The projects are supposed to be wind farms that wouldn’t have been developed without the additional financial support. In turn, the international investors get to keep spewing emissions from their own plants without paying any penalties.

Critics say many of the wind projects would have been built regardless of international investment, because China’s government ordered state-owned corporations to ramp up wind power.

The debate escalated in 2009 as the United Nations rejected carbon-credit certification for 10 Chinese wind projects.

U.N. reviewers were concerned that the Chinese government was manipulating the tariffs used to assess the profitability of wind projects so they could qualify for international money. The Chinese government, in an angry response, contested the decision.
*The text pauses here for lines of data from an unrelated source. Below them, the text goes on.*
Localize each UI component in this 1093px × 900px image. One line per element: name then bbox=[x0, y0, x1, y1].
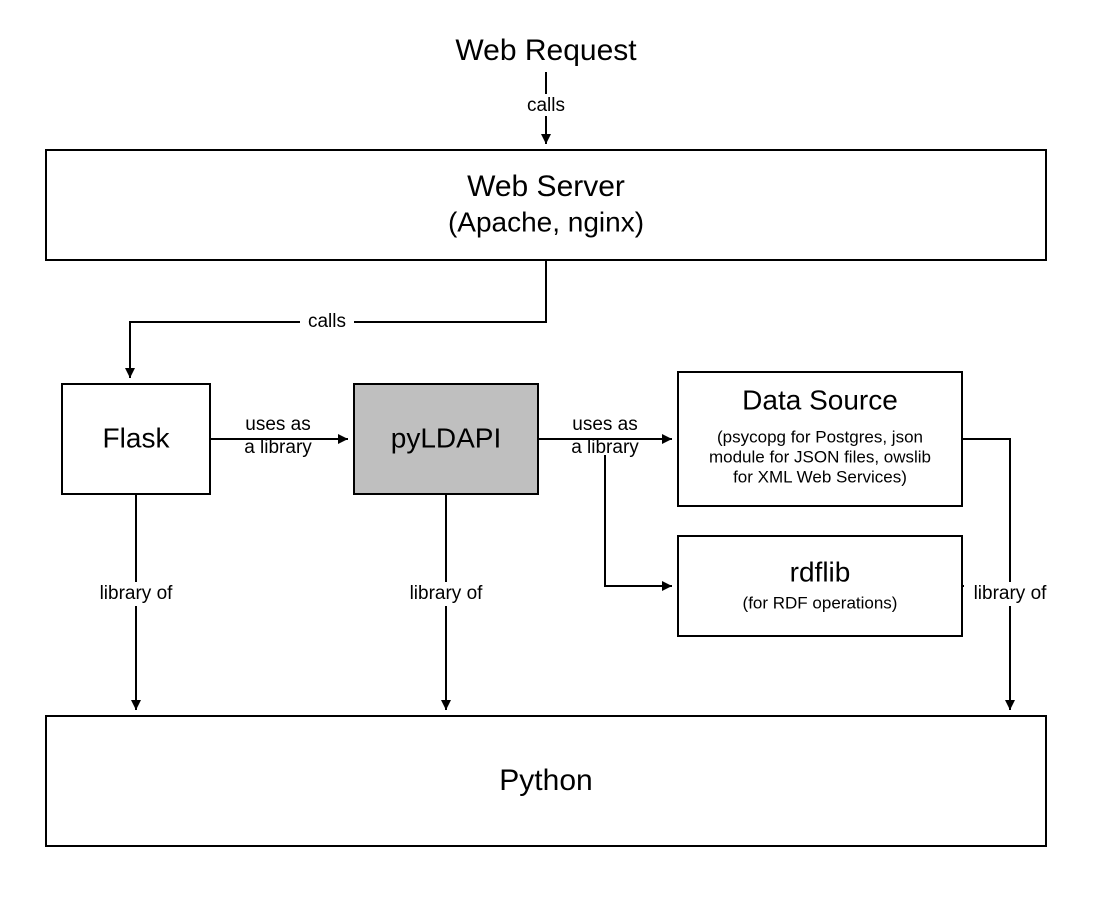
edge-datasource-to-python bbox=[962, 439, 1010, 710]
node-web-server-title: Web Server bbox=[467, 170, 625, 203]
edge-label-uses-1a: uses as bbox=[245, 414, 310, 435]
node-web-request: Web Request bbox=[455, 34, 637, 67]
node-data-source-sub2: module for JSON files, owslib bbox=[709, 447, 931, 466]
edge-label-calls-2: calls bbox=[308, 311, 346, 332]
edge-label-uses-2a: uses as bbox=[572, 414, 637, 435]
node-pyldapi-title: pyLDAPI bbox=[391, 422, 502, 453]
node-rdflib-title: rdflib bbox=[790, 556, 851, 587]
node-web-server bbox=[46, 150, 1046, 260]
architecture-diagram: Web Request calls Web Server (Apache, ng… bbox=[0, 0, 1093, 900]
edge-label-uses-2b: a library bbox=[571, 437, 639, 458]
edge-pyldapi-to-rdflib bbox=[605, 455, 672, 586]
edge-label-uses-1b: a library bbox=[244, 437, 312, 458]
edge-label-lib-2: library of bbox=[410, 583, 484, 604]
edge-label-lib-1: library of bbox=[100, 583, 174, 604]
node-data-source-sub1: (psycopg for Postgres, json bbox=[717, 427, 923, 446]
node-rdflib-subtitle: (for RDF operations) bbox=[743, 593, 898, 612]
node-data-source-sub3: for XML Web Services) bbox=[733, 467, 907, 486]
node-flask-title: Flask bbox=[103, 422, 171, 453]
edge-label-calls-1: calls bbox=[527, 95, 565, 116]
edge-label-lib-3: library of bbox=[974, 583, 1048, 604]
node-data-source-title: Data Source bbox=[742, 384, 898, 415]
node-web-server-subtitle: (Apache, nginx) bbox=[448, 206, 644, 237]
node-python-title: Python bbox=[499, 764, 592, 797]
The rejections exposed cracks at the core of how carbon credits are verified in developing economies, according to a study of the Chinese wind-power industry by Gang He and Richard Morse of Stanford University. In China, there was no real way to know when the system was being gamed to gain access to the foreign cash, the study found.

Proponents of carbon credits say there have been plenty of real emissions savings from the investments. The U.N., in a 2012 report, estimated that during the past decade the program “helped nations offset 1 billion tons of carbon emissions.”

“There is a basic trade-off, and you’re never going to get this perfect,” said Cameron Hepburn, a London-based environmental economist who has studied the carbon markets.

“You are going to reject some projects that are worthwhile, and accept some that aren’t. And, as a result it’s been very easy for people who want to bring down the market — and stop putting a price on carbon — to focus on those.”

Since 2013, the European Union no longer allows investments in Chinese energy projects to count as carbon offsets. Global investments in China’s wind industry have dramatically declined since then.

Still, China’s wind industry continues to boom.

And some international companies continue to invest on a voluntary basis in carbon credits in China. Microsoft last year purchased 125,000 megawatts of power in a wind project in Inner Mongolia as part of the corporation’s effort to offset its own carbon emissions.

Those carbon credits were independently verified as a “gold standard,” and the money for the investment was raised by an internal “carbon fee” that Microsoft assesses on its operations.

“We look for projects which may not have happened without … the purchase of carbon credits,” wrote Robert Bernard, Microsoft’s chief environmental strategist, in a September 2013 blog post.

By the time of the Microsoft investment, the 50-megawatt project already was well established. It was developed by Longyuan, a China Guodian
subsidiary, and began operating in December 2008.

Microsoft purchased wind-power credits produced during the project’s first two years of operations and didn’t sell until 2013, according to Jonathan Shopley, managing director of The Carbon Neutral Co., the London-based firm that brokered the deal.

Shopley said the ability to sell these credits helped the project developer gain initial financing that otherwise would have been unavailable.